Sind die Bedingungen perfekt, ist Jorge Lorenzo auf keiner Rennstrecke der Welt zu bremsen. Das demonstrierte der amtierende Weltmeister in Le Mans zum zweiten Mal in dieser Saison. "Ich bin mit diesem Sieg sehr zufrieden, weil alles fast perfekt verlaufen ist", schwärmt Lorenzo. Dem Zweitplatzierten Valentino Rossi fehlten ganze 10.654 Sekunden auf Lorenzo, der nach einem brillanten Start gleich über alle Berge war. "Ich wollte die Pace hochhalten, um meine Konzentration nicht zu verlieren", erklärt Lorenzo seine Strategie.

Die ist einmal mehr meisterlich aufgegangen. Die erste Runde nach dem stehenden Start brachte das Uhrwerk Lorenzo noch in den 1:38er Zeiten über die Bühne, danach fuhr er für 21 Runden 1:33er Zeiten. "Ich wollte die 1:33er Zeiten hoch halten, um mich nicht zu sehr zu entspannen oder die Linie zu verlieren. Sonst wäre ich gecrasht", so Lorenzo. In Runde 23 fiel er kurzzeitig aus dem Muster und brauchte 1:34.053. Danach ging es für zwei Runden mit voller Konzentration weiter, bis der Yamaha-Pilot sich drei Runden vor Schluss seines Sieges relativ sicher war und Druck aus seiner Performance nahm.

In Sachen WM-Stand sieht es ebenfalls rosig für Lorenzo aus. Nach Marquez' Synchronsturz mit Andrea Dovizioso hat sich der Yamaha-Pilot die WM-Führung von Marquez zurückerkämpft. "Mein Sieg ist gut für die WM", schlussfolgert Lorenzo deshalb. "Im Rennen wusste ich, dass Marquez die Chance hatte, mit mir um den Sieg zu kämpfen. Wenn er langsamer gewesen wäre, hätte er Zweiter oder Dritter werden können. Das hätte bedeutet, dass er die WM immer noch anführen würde, aber er ist gestürzt. Ich habe jetzt 5 WM-Punkte Vorsprung."
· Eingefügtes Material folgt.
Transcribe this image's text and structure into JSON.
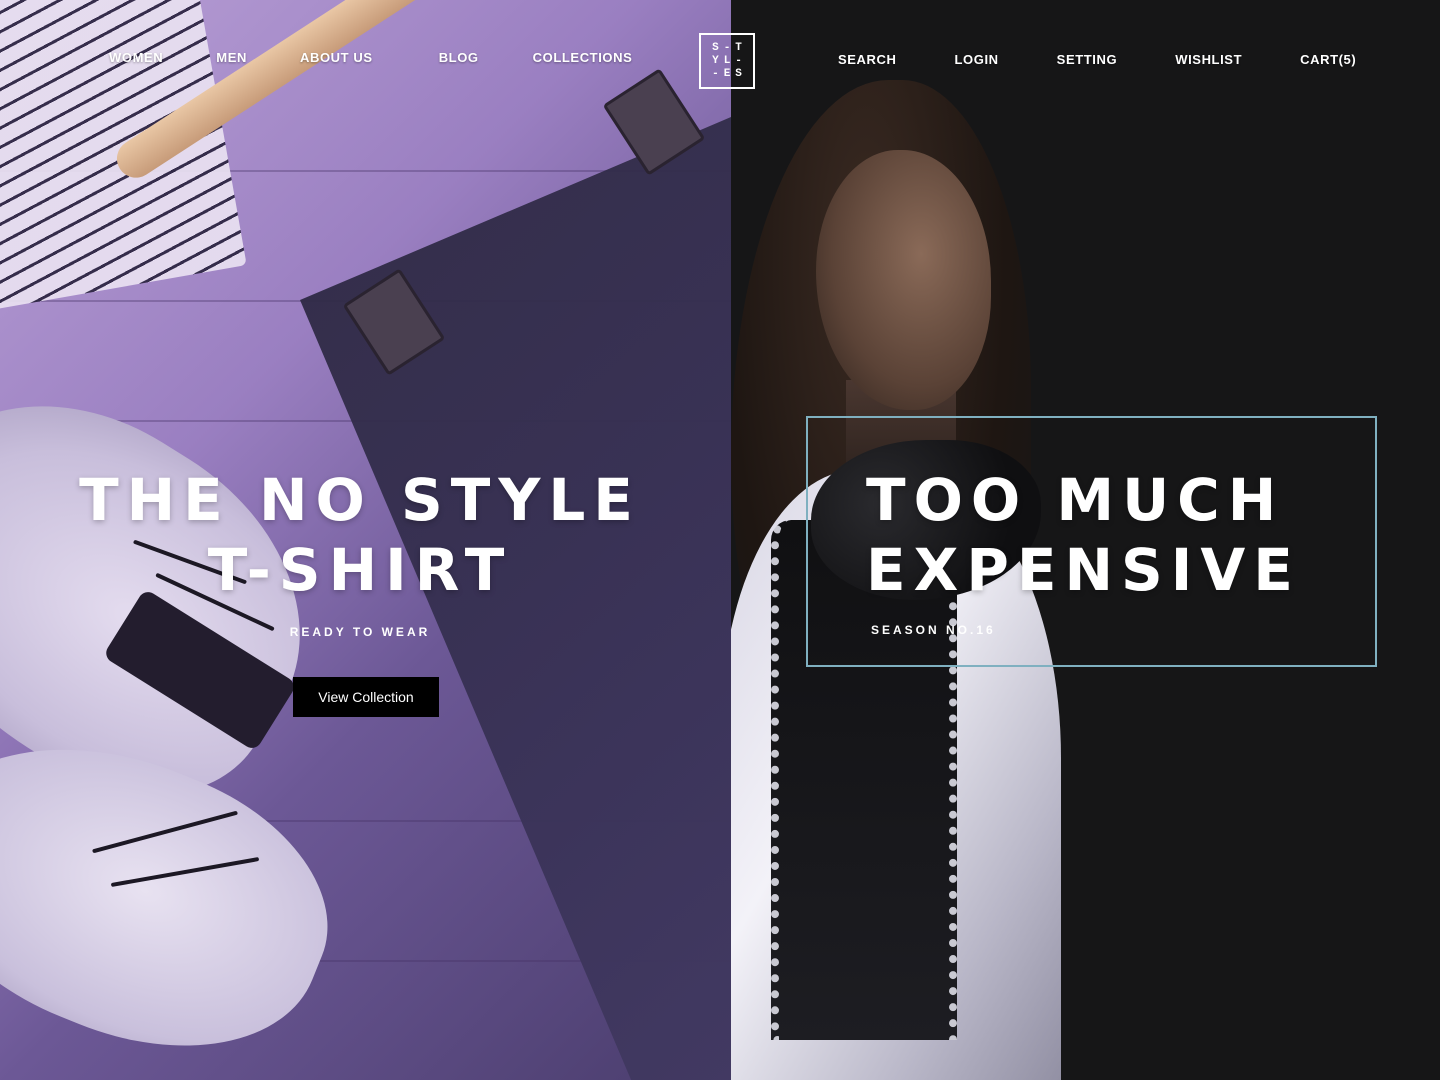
{
  "nav": {
    "left": [
      "WOMEN",
      "MEN",
      "ABOUT US",
      "BLOG",
      "COLLECTIONS"
    ],
    "right": [
      "SEARCH",
      "LOGIN",
      "SETTING",
      "WISHLIST",
      "CART(5)"
    ]
  },
  "logo": {
    "lines": [
      "S-T",
      "YL-",
      "-ES"
    ]
  },
  "hero_left": {
    "title_line1": "THE NO STYLE",
    "title_line2": "T-SHIRT",
    "subtitle": "READY TO WEAR",
    "button": "View Collection"
  },
  "hero_right": {
    "title_line1": "TOO MUCH",
    "title_line2": "EXPENSIVE",
    "subtitle": "SEASON NO.16"
  },
  "colors": {
    "left_overlay": "#8a72b3",
    "right_background": "#161617",
    "frame_border": "#7fb0c0",
    "button_background": "#000000"
  }
}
Jorge Lorenzo war in Le Mans nicht zu schlagen, Foto: Yamaha
Jorge Lorenzo war in Le Mans nicht zu schlagen, Foto: Yamaha

Der Faktor Vinales

Podest-Neuling Maverick Vinales brachte Lorenzo dann dazu, über sein erstes Podium in der MotoGP nachzudenken. "Mein erstes Podium kam sehr schnell und war eine Überraschung für mich", erinnert sich der dreifache MotoGP-Weltmeister. Vollbracht hat Lorenzo dieses Kunststück im Jahr 2008, bei seinem allerersten MotoGP-Rennen. Damit verwies der damals 20-Jährige Legenden wie Valentino Rossi und Dani Pedrosa in die Schranken. Nur gegen Weltmeister Casey Stoner fand der Jungspund keine Antwort. "Das hatte ich nicht erwartet. Es war vielleicht etwas zu viel, weil ich nicht darauf vorbereitet war. Ich hatte keine Erfahrungen und war psychologisch nicht in der Lage, diesen Level zu halten. Ein großartiges Gefühl war es trotzdem."

Für Vinales' erstes MotoGP-Podium findet der Weltmeister lobende Worte. "Er hat es sich verdient", sagt Lorenzo. "Im Moment fährt er nicht das beste Bike, hat es aber trotzdem aufs Podium geschafft." Auch Lorenzo war bei seinem ersten WM-Podest nicht auf dem Sieger-Bike unterwegs, die Yamaha hatte sich im Vorjahr gegen Stoner und die Ducati geschlagen geben müssen. Im Unterschied zu Vinales profitierte Lorenzo in seinem ersten Podest-Rennen aber nicht von Stürzen anderer. Dennoch lobt der Dreifach-Champ Vinales' in hohen Tönen. "Zwar hatte er die Hilfe von Marquez und Dovizioso, aber man muss auch da sein, wenn es drauf ankommt."